Student hosts picking up their Shabbat dinners for Israel across Penn.
February 2012 / Adar 5772
If the University of Pennsylvania’s Israel supporters wanted to grab headlines, they would have staged a ‘made-for-TV’ protest when national leaders of the movement to boycott, divest from and sanction (BDS) Israel gathered at Penn for a three-day conference. But instead they chose to use the BDS conference at Penn as a teachable moment in which they would defuse tensions and set the stage for more effective advocacy.
According to Ronen Weiss, the Jewish Agency’s national shaliach to Hillel, the BDS movement is trying to establish a toehold on North American campuses by engaging student groups, faculty members and community members to boycott Israeli companies and push the university to sever ties with Israeli universities or commercial institutions deemed sympathetic to Israel’s diplomatic or security policies.
“The calls for BDS can vary from boycotting Sabra Hummous to official resolutions of the student senates asking their administrations to boycott Israeli/American companies that are supporting or assisting Israel,” Weiss said.
Sharona Kramer, the Jewish Agency Israel Fellow to Hillel stationed this year at Penn, said she started to receive phone call just prior to winter break from students, including several Birthright Israel alumni, who were upset that Penn was going to host the national BDS conference. Over the break, Kramer spent hours in conference calls with students—who were by then all over the country—to develop an advocacy strategy that revolved around Israel Across Penn, an evening of Shabbat dinners hosted in fraternity houses, dorm lounges and off campus apartments.
The students believed that if they could ‘talk Israel’ with smaller groups of Jewish and non-Jewish friends who would listen to them, they could change the dimensions of the Israel discussion.
“We had discussions and we concluded that we didn’t want to create more awareness about BDS in America,” Kramer said. “(BDS) is a radical and small movement, but the decision for this conference to be held at Penn was disturbing.

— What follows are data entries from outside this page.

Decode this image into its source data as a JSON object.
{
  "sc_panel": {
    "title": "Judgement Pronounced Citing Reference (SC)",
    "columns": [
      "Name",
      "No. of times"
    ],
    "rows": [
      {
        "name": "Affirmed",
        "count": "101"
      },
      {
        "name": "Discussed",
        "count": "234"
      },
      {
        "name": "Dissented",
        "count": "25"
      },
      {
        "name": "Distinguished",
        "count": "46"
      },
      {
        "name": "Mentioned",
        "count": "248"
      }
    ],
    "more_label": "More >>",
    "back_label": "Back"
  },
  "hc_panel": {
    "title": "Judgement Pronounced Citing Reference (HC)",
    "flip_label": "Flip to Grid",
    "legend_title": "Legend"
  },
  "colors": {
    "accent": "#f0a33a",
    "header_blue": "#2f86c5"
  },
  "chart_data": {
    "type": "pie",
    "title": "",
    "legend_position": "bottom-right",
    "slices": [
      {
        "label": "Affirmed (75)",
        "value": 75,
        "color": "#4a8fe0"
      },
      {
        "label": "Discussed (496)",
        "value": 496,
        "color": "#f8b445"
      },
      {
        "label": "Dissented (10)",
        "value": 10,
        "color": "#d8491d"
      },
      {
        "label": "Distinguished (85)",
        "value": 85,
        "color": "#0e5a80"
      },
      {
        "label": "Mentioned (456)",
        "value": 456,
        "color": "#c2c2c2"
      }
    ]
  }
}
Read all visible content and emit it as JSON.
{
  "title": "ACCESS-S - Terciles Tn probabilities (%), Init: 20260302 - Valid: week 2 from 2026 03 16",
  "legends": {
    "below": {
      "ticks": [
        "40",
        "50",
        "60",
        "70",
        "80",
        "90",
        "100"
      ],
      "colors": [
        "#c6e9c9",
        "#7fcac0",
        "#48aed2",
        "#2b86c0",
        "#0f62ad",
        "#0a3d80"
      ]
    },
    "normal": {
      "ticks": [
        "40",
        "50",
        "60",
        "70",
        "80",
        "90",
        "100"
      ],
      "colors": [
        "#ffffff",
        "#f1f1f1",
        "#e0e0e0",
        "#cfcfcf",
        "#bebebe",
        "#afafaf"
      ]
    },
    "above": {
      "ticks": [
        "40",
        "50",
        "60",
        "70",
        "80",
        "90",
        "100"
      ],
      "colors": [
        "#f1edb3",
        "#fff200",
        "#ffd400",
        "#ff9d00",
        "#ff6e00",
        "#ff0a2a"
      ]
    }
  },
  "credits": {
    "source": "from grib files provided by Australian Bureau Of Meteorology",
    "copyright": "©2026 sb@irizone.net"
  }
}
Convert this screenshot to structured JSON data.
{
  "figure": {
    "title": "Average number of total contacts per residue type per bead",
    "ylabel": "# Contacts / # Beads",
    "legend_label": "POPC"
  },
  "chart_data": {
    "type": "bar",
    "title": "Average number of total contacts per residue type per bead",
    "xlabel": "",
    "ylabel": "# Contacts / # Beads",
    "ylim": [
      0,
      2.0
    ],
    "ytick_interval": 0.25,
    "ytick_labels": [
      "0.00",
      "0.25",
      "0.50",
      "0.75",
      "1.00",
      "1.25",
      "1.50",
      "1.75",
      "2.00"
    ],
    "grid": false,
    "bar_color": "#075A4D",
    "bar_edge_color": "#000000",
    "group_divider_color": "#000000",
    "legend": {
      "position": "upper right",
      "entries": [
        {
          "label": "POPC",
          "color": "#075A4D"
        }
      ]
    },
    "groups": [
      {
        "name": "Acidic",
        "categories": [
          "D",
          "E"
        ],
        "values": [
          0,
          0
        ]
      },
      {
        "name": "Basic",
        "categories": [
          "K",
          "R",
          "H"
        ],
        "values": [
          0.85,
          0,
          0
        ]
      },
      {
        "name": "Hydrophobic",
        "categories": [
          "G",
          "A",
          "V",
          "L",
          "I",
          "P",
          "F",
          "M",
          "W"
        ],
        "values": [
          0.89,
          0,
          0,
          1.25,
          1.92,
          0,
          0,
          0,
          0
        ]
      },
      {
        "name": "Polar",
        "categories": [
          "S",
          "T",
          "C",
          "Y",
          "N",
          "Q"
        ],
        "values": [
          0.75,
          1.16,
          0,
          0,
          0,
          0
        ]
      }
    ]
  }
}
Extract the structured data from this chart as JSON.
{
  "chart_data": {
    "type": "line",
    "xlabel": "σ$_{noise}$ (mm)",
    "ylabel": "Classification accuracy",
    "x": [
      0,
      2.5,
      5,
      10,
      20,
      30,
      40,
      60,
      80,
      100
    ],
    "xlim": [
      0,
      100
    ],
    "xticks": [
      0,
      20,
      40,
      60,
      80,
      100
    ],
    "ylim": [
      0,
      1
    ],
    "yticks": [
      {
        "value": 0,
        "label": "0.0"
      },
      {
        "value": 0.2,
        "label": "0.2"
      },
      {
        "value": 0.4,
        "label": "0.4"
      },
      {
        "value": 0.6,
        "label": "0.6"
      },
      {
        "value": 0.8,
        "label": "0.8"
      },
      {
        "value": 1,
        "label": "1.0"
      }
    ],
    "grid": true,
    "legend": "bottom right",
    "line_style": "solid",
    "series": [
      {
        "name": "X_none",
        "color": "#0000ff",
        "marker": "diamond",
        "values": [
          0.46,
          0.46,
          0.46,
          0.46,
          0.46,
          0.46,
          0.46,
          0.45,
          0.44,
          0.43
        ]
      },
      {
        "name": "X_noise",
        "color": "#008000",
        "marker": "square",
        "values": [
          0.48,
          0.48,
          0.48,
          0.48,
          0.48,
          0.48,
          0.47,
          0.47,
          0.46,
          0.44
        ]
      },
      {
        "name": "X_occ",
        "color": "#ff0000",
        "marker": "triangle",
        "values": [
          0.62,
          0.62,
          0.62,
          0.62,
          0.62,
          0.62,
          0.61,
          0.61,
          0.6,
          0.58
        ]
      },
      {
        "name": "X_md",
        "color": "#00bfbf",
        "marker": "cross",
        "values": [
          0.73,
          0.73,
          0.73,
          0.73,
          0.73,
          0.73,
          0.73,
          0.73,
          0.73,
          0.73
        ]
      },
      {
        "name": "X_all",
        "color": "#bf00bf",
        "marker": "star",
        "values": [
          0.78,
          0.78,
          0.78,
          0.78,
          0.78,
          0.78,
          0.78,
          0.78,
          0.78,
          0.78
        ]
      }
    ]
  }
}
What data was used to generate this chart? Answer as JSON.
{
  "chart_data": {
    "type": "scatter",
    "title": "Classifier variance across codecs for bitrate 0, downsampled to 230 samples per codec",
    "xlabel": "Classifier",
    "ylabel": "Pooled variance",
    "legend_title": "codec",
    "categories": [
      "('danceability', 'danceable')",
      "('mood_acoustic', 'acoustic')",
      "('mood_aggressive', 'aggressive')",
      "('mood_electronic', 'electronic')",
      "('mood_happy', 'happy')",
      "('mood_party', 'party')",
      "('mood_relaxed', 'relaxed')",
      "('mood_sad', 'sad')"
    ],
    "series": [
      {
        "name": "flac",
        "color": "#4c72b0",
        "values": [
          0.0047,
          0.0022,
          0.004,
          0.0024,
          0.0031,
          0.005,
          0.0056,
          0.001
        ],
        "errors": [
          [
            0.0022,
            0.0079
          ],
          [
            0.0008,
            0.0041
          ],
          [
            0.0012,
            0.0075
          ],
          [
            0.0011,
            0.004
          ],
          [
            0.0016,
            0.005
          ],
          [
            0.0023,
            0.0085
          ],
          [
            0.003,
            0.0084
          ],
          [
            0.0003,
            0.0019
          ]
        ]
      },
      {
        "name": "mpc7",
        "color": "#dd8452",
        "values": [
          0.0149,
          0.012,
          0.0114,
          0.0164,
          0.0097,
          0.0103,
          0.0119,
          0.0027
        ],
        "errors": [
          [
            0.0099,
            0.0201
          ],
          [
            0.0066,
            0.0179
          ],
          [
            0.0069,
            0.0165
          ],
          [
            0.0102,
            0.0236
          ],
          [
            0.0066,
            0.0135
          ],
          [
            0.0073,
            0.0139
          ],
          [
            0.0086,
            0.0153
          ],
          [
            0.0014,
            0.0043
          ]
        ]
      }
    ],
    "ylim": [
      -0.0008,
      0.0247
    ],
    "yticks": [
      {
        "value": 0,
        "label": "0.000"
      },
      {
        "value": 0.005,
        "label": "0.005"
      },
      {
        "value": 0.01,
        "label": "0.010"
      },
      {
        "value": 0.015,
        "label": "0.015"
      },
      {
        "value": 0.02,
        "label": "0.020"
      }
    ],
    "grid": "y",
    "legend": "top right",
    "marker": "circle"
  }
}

We wanted to do something positive to engage as many Jewish and non-Jewish students as possible in an authentic way so students could take ownership of the discourse”
With meals, talking points and written materials provided by Hillel, more than 50 students—trained by Rabbis to facilitate meaningful discussions—hosted some 750 guests across the Penn campus as the BDS conference began. The night before, Penn’s Jewish community brought prominent trial lawyer Alan Dershowitz to campus to present his famous ‘case for Israel’ to more than 800 people. A group of students also hosted an Israel-themed party at a bar with the proceeds going to the One Family Fund, an Israeli organization that assists terror victims and their families.
A particularly challenging aspect of Kramer’s job is helping students walk a difficult line between vocally supporting Israel and not alienating campus peers, who might come from different cultural and ethnic backgrounds and may not be well informed on substantive issues. After all, a diverse learning environment is one of the benefits a university education can offer.
“There is a lot of pressure on students, who want to form positive relationships with their fellow students but also be able to express themselves and promote Israel,” she said. “Programs like Israel Across Penn allow them to inform people who already trust them while also acknowledging that there are complicated issues when it comes to Israel.”